Lying Beside You (Cyrus Haven #3)(105)
Doubled over, I lean forward, putting all my weight on my toes. I manage to stand with the chair bound to my back and to shuffle a few feet like a hobbled turtle. Lilah is trying to say something behind the tape. Her eyes go to the sports bag and back to me. I understand what she means.
Rennie appears and crosses the room to the large windows, where he braces his back against the wall and looks out through one of the broken panes, cursing what he sees. He runs back to the stairwell.
‘I know you’re there. Don’t come any closer or I’ll kill them,’ he yells.
After a few moments comes a reply. ‘You don’t want to do that.’
Rennie begins to barricade the door. He rolls a large drum into place and wedges wooden pallets and broken planks diagonally against the frame. He adds metal pipes and broken pieces of concrete and another drum, which sloshes as he drags it across the floor.
While he’s distracted, I shuffle towards the table, bent forward, trying to stop the chair legs dragging on the floor. I bend even lower and manoeuvre my head and neck beneath the edge of the table. Bracing myself, I push up. The table lifts. I push again. It topples, helped by the weight of the sports bag. Tiny glass vials spill onto the floor, bouncing and scattering, but not breaking.
‘What the fuck!’ says Rennie.
I begin stamping on the vials, shattering them beneath my heels. Some of them spin away. Others refuse to break.
Rennie drags me backwards, hurling me onto the floor, still attached to the chair. I fall with my arms trapped beneath my back, crushed under the weight of my body. The pain makes my vision blur. I’m still kicking with my feet, trying to shatter the vials, but they’re out of reach.
His boot swings into my stomach and air leaves my lungs. I fight to replace it, but I can’t breathe. Maybe he’s broken something inside me. Curled up on the floor, I suck in tiny gasps, drawing in dust, wanting to cough, unable to without air.
Rennie is scooping up the remaining vials. He continues filling the syringe, tossing away each empty ampoule. Satisfied, he turns and walks to Lilah, who knows what’s coming. She bucks her hips and rocks her head, pleading behind the tape. He pinches the skin of her right forearm, searching for a vein, before plunging the needle into her skin, pushing the plunger until it empties. He goes back to the vials and fills the syringe again.

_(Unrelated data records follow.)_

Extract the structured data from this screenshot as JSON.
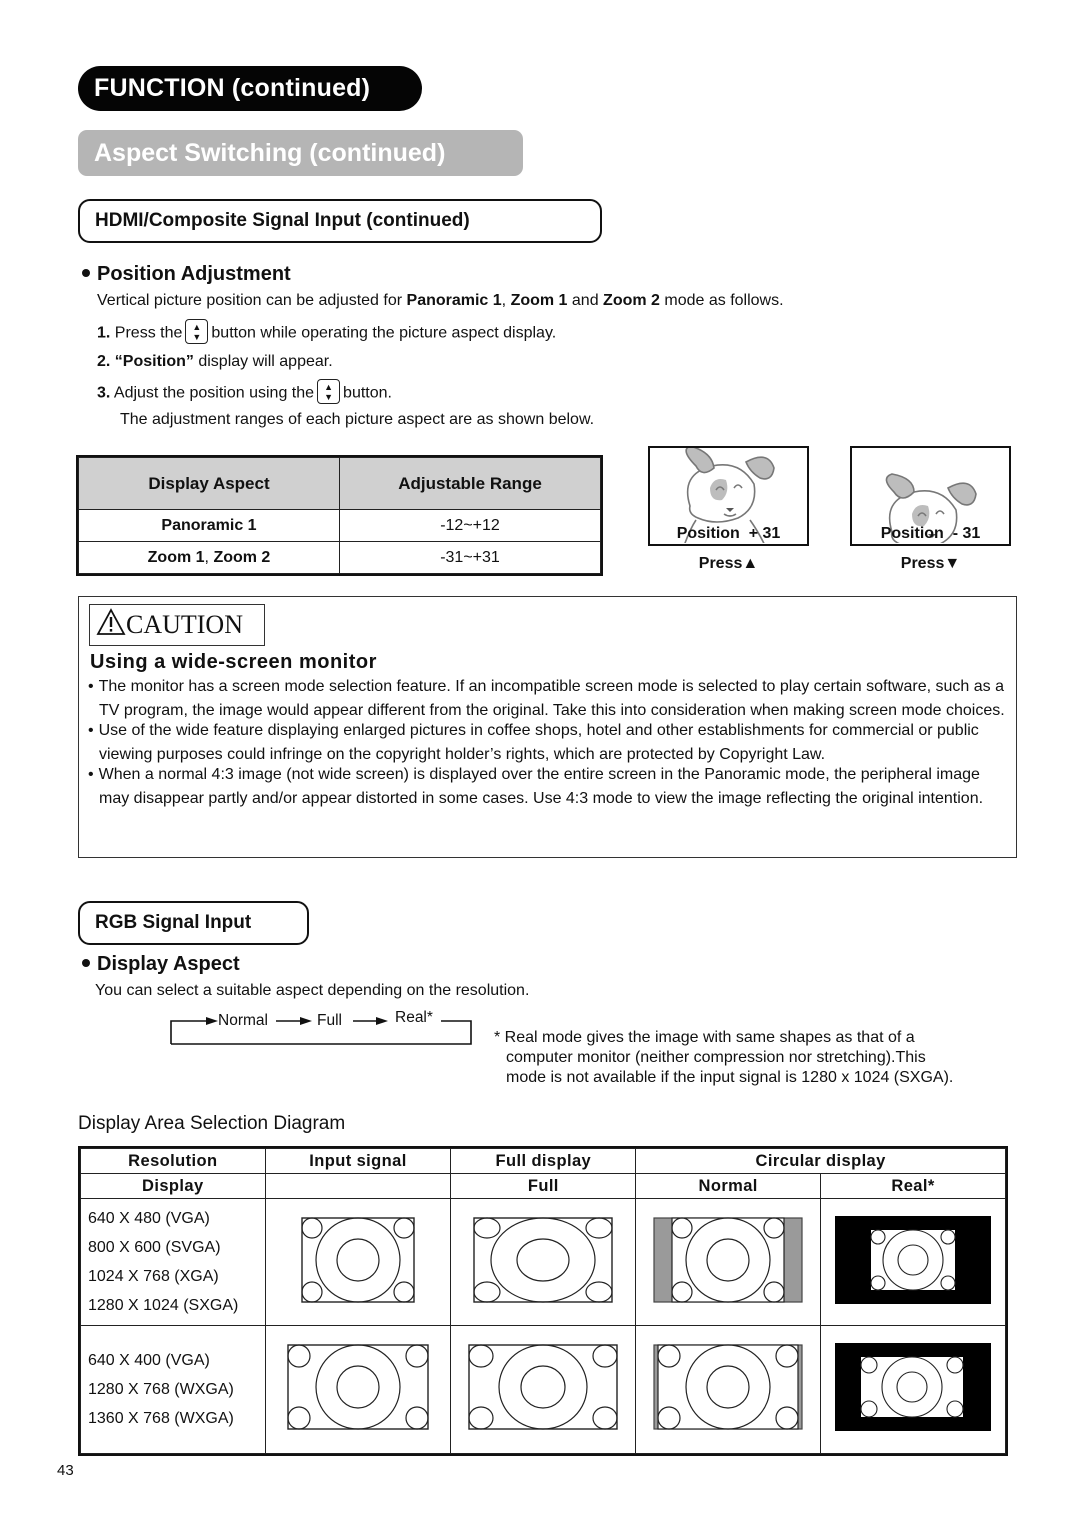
{
  "header": {
    "section_title": "FUNCTION (continued)",
    "subsection_title": "Aspect Switching (continued)"
  },
  "hdmi": {
    "title": "HDMI/Composite Signal Input (continued)",
    "position_adjustment": {
      "heading": "Position Adjustment",
      "intro": {
        "prefix": "Vertical picture position can be adjusted for ",
        "bold1": "Panoramic 1",
        "sep1": ", ",
        "bold2": "Zoom 1",
        "mid": " and ",
        "bold3": "Zoom 2",
        "suffix": " mode as follows."
      },
      "steps": [
        {
          "num": "1.",
          "before": "Press the",
          "after": "button while operating the picture aspect display."
        },
        {
          "num": "2.",
          "bold": "“Position”",
          "after": " display will appear."
        },
        {
          "num": "3.",
          "before": "Adjust the position using the",
          "after": "button."
        }
      ],
      "note": "The adjustment ranges of each picture aspect are as shown below.",
      "table": {
        "headers": [
          "Display Aspect",
          "Adjustable Range"
        ],
        "rows": [
          {
            "aspect": "Panoramic 1",
            "range": "-12~+12"
          },
          {
            "aspect_a": "Zoom 1",
            "aspect_sep": ", ",
            "aspect_b": "Zoom 2",
            "range": "-31~+31"
          }
        ]
      },
      "examples": [
        {
          "position_label": "Position  + 31",
          "press_label": "Press▲"
        },
        {
          "position_label": "Position  - 31",
          "press_label": "Press▼"
        }
      ]
    }
  },
  "caution": {
    "badge": "CAUTION",
    "icon": "warning-triangle-icon",
    "title": "Using a wide-screen monitor",
    "items": [
      "The monitor has a screen mode selection feature. If an incompatible screen mode is selected to play certain software, such as a TV program, the image would appear different from the original. Take this into consideration when making screen mode choices.",
      "Use of the wide feature displaying enlarged pictures in coffee shops, hotel and other establishments for commercial or public viewing purposes could infringe on the copyright holder’s rights, which are protected by Copyright Law.",
      "When a normal 4:3 image (not wide screen) is displayed over the entire screen in the Panoramic mode, the peripheral image may disappear partly and/or appear distorted in some cases. Use 4:3 mode to view the image reflecting the original intention."
    ]
  },
  "rgb": {
    "title": "RGB Signal Input",
    "display_aspect": {
      "heading": "Display Aspect",
      "intro": "You can select a suitable aspect depending on the resolution.",
      "cycle": [
        "Normal",
        "Full",
        "Real*"
      ],
      "footnote_lines": [
        "* Real mode gives the image with same shapes as that of a",
        "computer monitor (neither compression nor stretching).This",
        "mode is not available if the input signal is 1280 x 1024 (SXGA)."
      ]
    },
    "diagram": {
      "title": "Display Area Selection Diagram",
      "header_row1": [
        "Resolution",
        "Input signal",
        "Full display",
        "Circular display"
      ],
      "header_row2": [
        "Display",
        "",
        "Full",
        "Normal",
        "Real*"
      ],
      "groups": [
        {
          "resolutions": [
            "640 X 480 (VGA)",
            "800 X 600 (SVGA)",
            "1024 X 768 (XGA)",
            "1280 X 1024 (SXGA)"
          ]
        },
        {
          "resolutions": [
            "640 X 400 (VGA)",
            "1280 X 768 (WXGA)",
            "1360 X 768 (WXGA)"
          ]
        }
      ]
    }
  },
  "footer": {
    "page_number": "43"
  }
}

I hear the makeshift barricade begin to move. Someone is on the other side of the fire door, pushing against the broken wood and empty drums, trying to break through.
The needle slides into Daniela’s arm and Rennie pushes the plunger, before tossing the empty syringe aside. He crouches between the two nurses.
‘Heparin is an anticoagulant that causes the blood to thin, but you know that already. Oliver suffered internal bleeding, but you might be luckier.’
From within the stairwell comes an angry roar and someone charges at the door. The barricade shakes and moves an inch. It happens again and again, and each time the door is forced open a little more. A hand reaches blindly around the frame, pulling at the wood wedged against it.
Rennie takes the knife from his belt. ‘Stay away, or I’ll kill them.’
‘No, you won’t,’ says a voice. I recognise it now. Elias.
‘Are you the police?’ asks Rennie.
‘No.’
‘Why are you here?’
‘I want Evie.’
Rennie looks at me. ‘What is she to you?’
‘She’s mine.’
Rennie picks up the chair with me still attached to it. He shows me the knife, before he slices the rope and pulls me against his chest.
‘I’m holding a knife against her stomach. Leave now, or I’ll gut her like a fish.’
Elias calls my name.
I can’t answer him.
Rennie rips the tape from my mouth. More pain.
‘He’s killing the others,’ I yell. ‘They’re dying.’
Elias has managed to get his arm and shoulder through the door. Next comes his head.
‘One more step and she’s dead,’ says Rennie.
Elias sees the knife and retreats into the stairwell. He sounds like he’s arguing with someone, but I can’t make out the second voice. I glance at Lilah and Daniela. Neither is conscious. ‘He injected them with a drug. They’re going to die,’ I yell, hoping Elias can hear me.
There’s no response.
‘Are you still there?’ shouts Rennie.
‘Yeah,’ says Elias. ‘I’m getting my breath back.’
‘You know I’ll kill her if you come through that door.’
‘I wouldn’t do that.’
Rennie seems to find this amusing. ‘Who are you?’
‘Nobody important.’
‘What’s your name?’
‘Elias.’
‘Have you ever lost someone you love, Elias?’
‘Oh, yeah.’
‘Then you must know how it feels.’
‘No. I didn’t feel a thing.’
Rennie frowns, as though unsure he’s heard him correctly.
‘I watched them die,’ says Elias. ‘But I didn’t feel their pain or hear their screams.’